2007 would end with The Stone Angel, based on the novel by Margaret Lawrence. Once more set in Canada (the book's widely studied in Canadian universities), this would see Ellen Burstyn as a cantankerous 90-year-old travelling back to a cabin in Manitoba and seeking memories from her youth and marriage - the lust, the love, the whimsy and the pain. In flashback, we see her son falling for Page, the daughter of her best friend, with Burstyn's character, feeling Page to be low-class and also suffering terrible jealousy at the couple's sexual abandon, plotting to split them up - with disastrous consequences. Very different would be Smart People, a big hit at Sundance in 2008. Here Dennis Quaid would play a widowed professor, insufferably arrogant and unable to relate to others. His life would be massively complicated by a relationship with doctor Sarah Jessica Parker and the arrival of his easy-going freeloader brother, played by Thomas Haden Church. Many of the film's most entertaining moments would see Church taking on Page, as Quaid's sarcastic, uptight and staunchly Republican daughter, trying to introduce her to drink and drugs, the couple forming an odd and painfully confused relationship.

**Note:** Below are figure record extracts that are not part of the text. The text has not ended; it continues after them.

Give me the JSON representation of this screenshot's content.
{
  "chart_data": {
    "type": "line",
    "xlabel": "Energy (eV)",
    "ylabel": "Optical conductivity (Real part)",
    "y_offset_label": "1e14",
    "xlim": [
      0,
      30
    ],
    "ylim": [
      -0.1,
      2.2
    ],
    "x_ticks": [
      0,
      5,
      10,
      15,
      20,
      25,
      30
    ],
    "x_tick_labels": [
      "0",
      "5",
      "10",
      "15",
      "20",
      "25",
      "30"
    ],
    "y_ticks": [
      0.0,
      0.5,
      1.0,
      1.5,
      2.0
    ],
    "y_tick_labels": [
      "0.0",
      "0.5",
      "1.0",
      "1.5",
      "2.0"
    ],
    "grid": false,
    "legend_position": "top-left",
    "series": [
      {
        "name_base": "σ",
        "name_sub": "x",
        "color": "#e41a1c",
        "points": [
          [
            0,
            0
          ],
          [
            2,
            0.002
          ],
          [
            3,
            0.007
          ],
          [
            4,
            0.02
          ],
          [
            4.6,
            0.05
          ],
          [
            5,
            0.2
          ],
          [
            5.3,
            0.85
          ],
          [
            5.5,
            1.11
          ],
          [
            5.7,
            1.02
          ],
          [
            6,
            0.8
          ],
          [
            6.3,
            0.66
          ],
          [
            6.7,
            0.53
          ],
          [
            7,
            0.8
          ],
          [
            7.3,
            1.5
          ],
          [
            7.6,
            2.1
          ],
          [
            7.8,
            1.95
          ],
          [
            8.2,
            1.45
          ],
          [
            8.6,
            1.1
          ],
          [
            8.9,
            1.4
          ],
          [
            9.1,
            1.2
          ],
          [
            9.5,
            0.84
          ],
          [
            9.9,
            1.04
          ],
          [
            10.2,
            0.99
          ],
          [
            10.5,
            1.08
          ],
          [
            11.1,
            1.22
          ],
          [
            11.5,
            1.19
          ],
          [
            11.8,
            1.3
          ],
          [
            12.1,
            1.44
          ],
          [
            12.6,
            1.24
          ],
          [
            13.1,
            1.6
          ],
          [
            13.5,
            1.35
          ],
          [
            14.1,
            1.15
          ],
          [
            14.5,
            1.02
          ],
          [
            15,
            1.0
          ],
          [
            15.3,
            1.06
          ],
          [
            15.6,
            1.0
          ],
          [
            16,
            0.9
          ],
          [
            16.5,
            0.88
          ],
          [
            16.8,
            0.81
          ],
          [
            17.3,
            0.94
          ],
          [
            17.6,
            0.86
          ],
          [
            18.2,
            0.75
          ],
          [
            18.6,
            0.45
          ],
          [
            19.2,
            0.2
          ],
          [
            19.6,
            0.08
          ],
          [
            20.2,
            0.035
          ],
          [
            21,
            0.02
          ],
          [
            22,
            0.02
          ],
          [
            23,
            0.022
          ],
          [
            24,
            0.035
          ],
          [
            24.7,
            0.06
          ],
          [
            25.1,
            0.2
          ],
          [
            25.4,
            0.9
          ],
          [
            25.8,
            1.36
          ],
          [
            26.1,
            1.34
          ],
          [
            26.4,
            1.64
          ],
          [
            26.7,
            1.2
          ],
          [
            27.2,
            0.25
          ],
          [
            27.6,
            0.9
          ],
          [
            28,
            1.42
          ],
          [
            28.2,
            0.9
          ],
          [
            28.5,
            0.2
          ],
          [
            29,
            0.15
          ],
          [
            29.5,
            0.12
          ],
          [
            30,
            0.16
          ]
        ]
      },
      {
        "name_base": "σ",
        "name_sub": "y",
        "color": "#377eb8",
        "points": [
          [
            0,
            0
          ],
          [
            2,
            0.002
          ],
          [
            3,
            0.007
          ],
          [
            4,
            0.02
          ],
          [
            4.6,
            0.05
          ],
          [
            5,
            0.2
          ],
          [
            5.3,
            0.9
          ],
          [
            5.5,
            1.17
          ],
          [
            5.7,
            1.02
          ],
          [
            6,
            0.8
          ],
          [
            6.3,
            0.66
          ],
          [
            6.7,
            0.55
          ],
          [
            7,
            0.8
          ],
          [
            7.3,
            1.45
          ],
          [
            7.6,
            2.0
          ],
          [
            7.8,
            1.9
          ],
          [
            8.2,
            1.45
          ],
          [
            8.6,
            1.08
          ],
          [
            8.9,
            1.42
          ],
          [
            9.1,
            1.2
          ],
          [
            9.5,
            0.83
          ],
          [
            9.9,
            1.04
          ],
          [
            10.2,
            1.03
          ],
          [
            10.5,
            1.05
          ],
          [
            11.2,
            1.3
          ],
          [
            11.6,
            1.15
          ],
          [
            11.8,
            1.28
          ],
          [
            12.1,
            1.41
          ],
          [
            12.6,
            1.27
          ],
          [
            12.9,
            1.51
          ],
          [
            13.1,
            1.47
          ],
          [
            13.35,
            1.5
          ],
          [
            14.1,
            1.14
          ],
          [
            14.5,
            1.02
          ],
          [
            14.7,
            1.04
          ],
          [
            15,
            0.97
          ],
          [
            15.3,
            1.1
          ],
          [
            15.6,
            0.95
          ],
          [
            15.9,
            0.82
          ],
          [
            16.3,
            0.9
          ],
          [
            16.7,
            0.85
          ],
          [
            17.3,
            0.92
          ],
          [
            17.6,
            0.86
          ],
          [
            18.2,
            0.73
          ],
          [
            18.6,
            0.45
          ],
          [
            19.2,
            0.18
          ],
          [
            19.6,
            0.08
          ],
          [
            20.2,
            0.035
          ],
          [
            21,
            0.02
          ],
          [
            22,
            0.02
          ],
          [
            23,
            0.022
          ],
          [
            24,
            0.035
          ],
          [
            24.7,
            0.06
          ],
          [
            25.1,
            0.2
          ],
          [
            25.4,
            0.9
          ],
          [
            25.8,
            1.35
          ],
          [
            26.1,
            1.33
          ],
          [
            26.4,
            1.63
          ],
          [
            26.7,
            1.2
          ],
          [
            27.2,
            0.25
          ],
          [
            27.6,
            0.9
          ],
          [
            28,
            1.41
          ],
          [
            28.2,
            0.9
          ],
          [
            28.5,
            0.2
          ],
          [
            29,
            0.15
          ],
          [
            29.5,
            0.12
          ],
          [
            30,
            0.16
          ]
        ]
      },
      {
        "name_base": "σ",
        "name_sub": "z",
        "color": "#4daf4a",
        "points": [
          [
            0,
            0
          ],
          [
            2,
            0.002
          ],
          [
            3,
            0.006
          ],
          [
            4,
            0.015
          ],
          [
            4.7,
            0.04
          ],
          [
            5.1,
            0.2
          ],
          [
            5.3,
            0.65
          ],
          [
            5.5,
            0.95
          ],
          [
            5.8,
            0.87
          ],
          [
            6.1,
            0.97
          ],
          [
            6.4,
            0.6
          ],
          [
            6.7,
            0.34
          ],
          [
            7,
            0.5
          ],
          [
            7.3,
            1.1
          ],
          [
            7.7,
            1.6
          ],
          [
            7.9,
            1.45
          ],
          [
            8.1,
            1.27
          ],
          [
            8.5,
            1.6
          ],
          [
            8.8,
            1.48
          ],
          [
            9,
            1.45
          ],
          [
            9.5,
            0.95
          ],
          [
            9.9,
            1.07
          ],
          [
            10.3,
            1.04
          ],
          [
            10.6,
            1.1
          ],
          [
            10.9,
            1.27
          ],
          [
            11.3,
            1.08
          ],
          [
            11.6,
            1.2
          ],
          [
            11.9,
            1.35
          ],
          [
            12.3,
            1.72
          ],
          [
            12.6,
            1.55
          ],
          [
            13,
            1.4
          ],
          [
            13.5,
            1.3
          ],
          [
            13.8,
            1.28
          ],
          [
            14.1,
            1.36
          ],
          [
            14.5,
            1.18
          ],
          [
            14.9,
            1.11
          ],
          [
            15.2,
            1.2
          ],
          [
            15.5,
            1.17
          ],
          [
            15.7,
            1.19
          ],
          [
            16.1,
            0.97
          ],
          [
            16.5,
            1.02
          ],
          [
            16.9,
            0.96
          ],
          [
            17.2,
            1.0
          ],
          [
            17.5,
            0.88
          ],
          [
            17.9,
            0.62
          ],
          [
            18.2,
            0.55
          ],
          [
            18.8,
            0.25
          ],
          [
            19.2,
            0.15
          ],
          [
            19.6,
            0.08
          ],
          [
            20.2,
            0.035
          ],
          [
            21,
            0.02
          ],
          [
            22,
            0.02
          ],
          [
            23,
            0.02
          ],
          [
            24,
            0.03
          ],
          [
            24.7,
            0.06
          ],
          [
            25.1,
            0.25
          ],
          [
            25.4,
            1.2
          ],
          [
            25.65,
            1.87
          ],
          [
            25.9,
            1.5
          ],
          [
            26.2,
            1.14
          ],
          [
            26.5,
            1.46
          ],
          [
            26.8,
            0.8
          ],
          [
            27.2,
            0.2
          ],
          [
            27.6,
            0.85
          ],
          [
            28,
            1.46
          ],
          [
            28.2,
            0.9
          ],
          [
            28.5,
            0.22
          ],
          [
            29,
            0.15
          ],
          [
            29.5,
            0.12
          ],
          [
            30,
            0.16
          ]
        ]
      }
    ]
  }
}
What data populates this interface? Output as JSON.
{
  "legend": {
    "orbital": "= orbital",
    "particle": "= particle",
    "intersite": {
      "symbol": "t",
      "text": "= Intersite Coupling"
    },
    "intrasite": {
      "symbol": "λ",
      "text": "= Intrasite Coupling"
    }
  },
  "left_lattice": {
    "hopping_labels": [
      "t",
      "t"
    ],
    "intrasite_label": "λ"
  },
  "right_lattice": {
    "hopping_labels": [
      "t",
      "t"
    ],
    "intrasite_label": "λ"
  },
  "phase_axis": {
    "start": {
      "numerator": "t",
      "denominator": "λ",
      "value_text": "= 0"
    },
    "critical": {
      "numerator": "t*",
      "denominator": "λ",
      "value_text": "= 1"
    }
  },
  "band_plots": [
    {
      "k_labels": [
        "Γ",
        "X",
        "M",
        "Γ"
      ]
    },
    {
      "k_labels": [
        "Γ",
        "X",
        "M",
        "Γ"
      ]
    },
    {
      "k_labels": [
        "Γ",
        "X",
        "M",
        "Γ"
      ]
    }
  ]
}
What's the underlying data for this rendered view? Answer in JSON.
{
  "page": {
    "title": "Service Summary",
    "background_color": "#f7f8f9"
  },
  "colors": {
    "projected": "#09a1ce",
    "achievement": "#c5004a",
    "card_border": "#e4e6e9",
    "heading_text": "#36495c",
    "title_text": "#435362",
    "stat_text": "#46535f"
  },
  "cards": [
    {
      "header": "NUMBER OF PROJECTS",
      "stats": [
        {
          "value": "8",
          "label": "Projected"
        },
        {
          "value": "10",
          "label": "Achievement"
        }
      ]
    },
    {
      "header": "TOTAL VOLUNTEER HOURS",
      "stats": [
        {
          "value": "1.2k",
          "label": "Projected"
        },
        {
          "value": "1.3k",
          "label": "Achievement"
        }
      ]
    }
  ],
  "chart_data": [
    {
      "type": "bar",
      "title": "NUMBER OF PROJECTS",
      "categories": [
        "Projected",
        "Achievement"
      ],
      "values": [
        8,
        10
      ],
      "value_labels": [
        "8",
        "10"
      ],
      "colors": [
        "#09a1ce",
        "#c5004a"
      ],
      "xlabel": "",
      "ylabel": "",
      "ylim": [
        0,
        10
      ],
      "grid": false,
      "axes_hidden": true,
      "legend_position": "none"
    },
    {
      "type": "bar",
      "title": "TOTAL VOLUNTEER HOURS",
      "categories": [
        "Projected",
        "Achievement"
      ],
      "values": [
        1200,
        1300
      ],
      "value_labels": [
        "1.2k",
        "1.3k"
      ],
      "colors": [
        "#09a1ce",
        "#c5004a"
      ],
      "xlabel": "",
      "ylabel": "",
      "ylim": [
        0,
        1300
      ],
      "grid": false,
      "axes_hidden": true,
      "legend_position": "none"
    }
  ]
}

A true Haligonian, by now Page was living back in Halifax, sharing a place that used to be a brothel run by infamous madam Ada McCallum. She'd still eat at the Wooden Monkey restaurant, still drink coffee at Trident Booksellers. She'd go backpacking in Romania and camping in Newfoundland. A proud Canadian, she'd wear a badge saying "Nova Scotia: Canada's Ocean Playground" during the many, many interviews she conducted with the American press on the release of Juno.
Her next project would be Whip It, the directorial debut of another actress who hit big young - Drew Barrymore. Here she'd play a Texas girl who, rebelling against parents who force her into beauty pageants, runs off to join a roller derby team.
Over the first ten years of her career, Ellen Page has proven herself to be one of the finest actresses of a new generation. Seemingly uninterested in wealth and fame, she's sure to surprise, shock and delight us for many years to come.